Bedir savaşı
Medine’de İslam Dini böylece güçlenirken, Mekke’de de ona karşı düşmanlık güç buluyordu. Hz. Muhammed bu düşmanlığa karşı bir önlem olmak üzere, seriye adı verilen küçük savunma birlikleri kurup onları Medine dışında, hazır kuvvet gibi bekletti.
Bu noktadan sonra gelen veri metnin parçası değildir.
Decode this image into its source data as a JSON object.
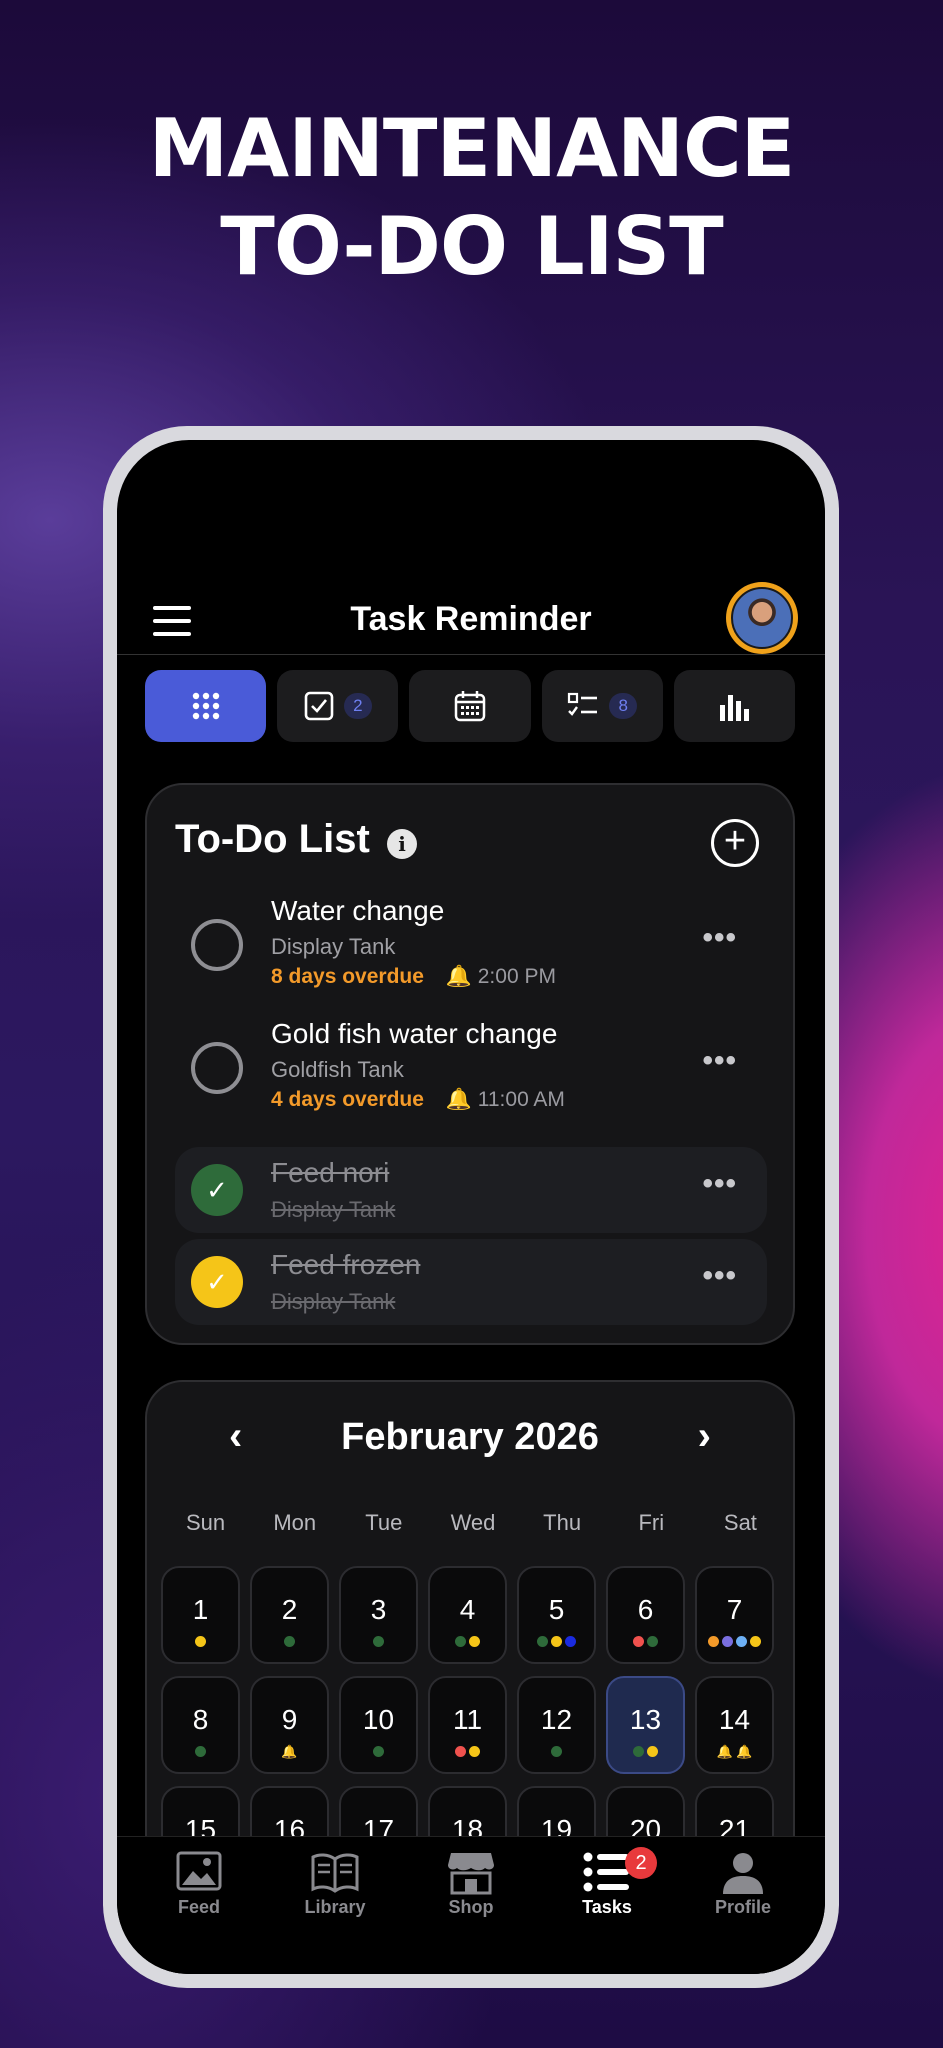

Ramazan ayı içinde ilk büyük olay patlak verdi. Ebu Süfyan adlı Mekkeli soylu, değerli mallar taşıyan bir kervanı Mekke’ye getiriyordu. Kervan, Bedir adlı bir yerden geçecekti. Medineli 312 Müslüman, kervanın geçmesini engellemek amacıyla Hz. Muhammed’in komutasında Bedir’e doğru yola çıktı. Ebu Süfyan Mekke’den yardım istedi. Durumu abartarak değerlendiren Mekkeliler, büyük bir birlik oluşturdular ve onlar da Bedir’e doğru yürüdüler. Güç dengesizliğine karşın 624 Martında Bedir’de yapılan bu savaşta, 70 Mekkeli savaş alanında öldü, çok sayıda Mekkeli de tutsak oldu. Medineli Müslümanlarsa 14 şehit verdiler ama kesin bir zafer kazandılar. Bedir Gazası adıyla İslam tarihine geçen bu ilk zafer, İslamlara güven kaynağı oldu. Zaferden sonra Hz. Muhammed, Medine site devletinin başkanı olarak bedevi kabilelerle ayrı ayrı anlaşmalar yaptı ama bu çalışmalar Mekke-Medine arasında yeni bir çatışmayı önleyemedi.
Uhud Savaşı
Bedir Savaşı’ndan sonra Ebu Cehil’in yerine Mekke yönetimini ele alan Ebu Süfyan, Bedir’in intikamı alınıncaya kadar karısına yaklaşmamak, giyinip kuşanmamak için yemin etmişti. Öbür Mekkeliler de ona uydular. Savaşta ölenlerin ailelerine yas izni verilmedi, yeni savaş için hazırlıklar başladı. Ebu Süfyan bu arada barış döneminden yararlanarak Medine’ye geldi. Bazı Yahudi önderleriyle görüşerek, çıkacak bir savaşta yardımlarını sağladı, sonra da bir hurma çiftliğini ateşe vererek sahiplerini öldürttü.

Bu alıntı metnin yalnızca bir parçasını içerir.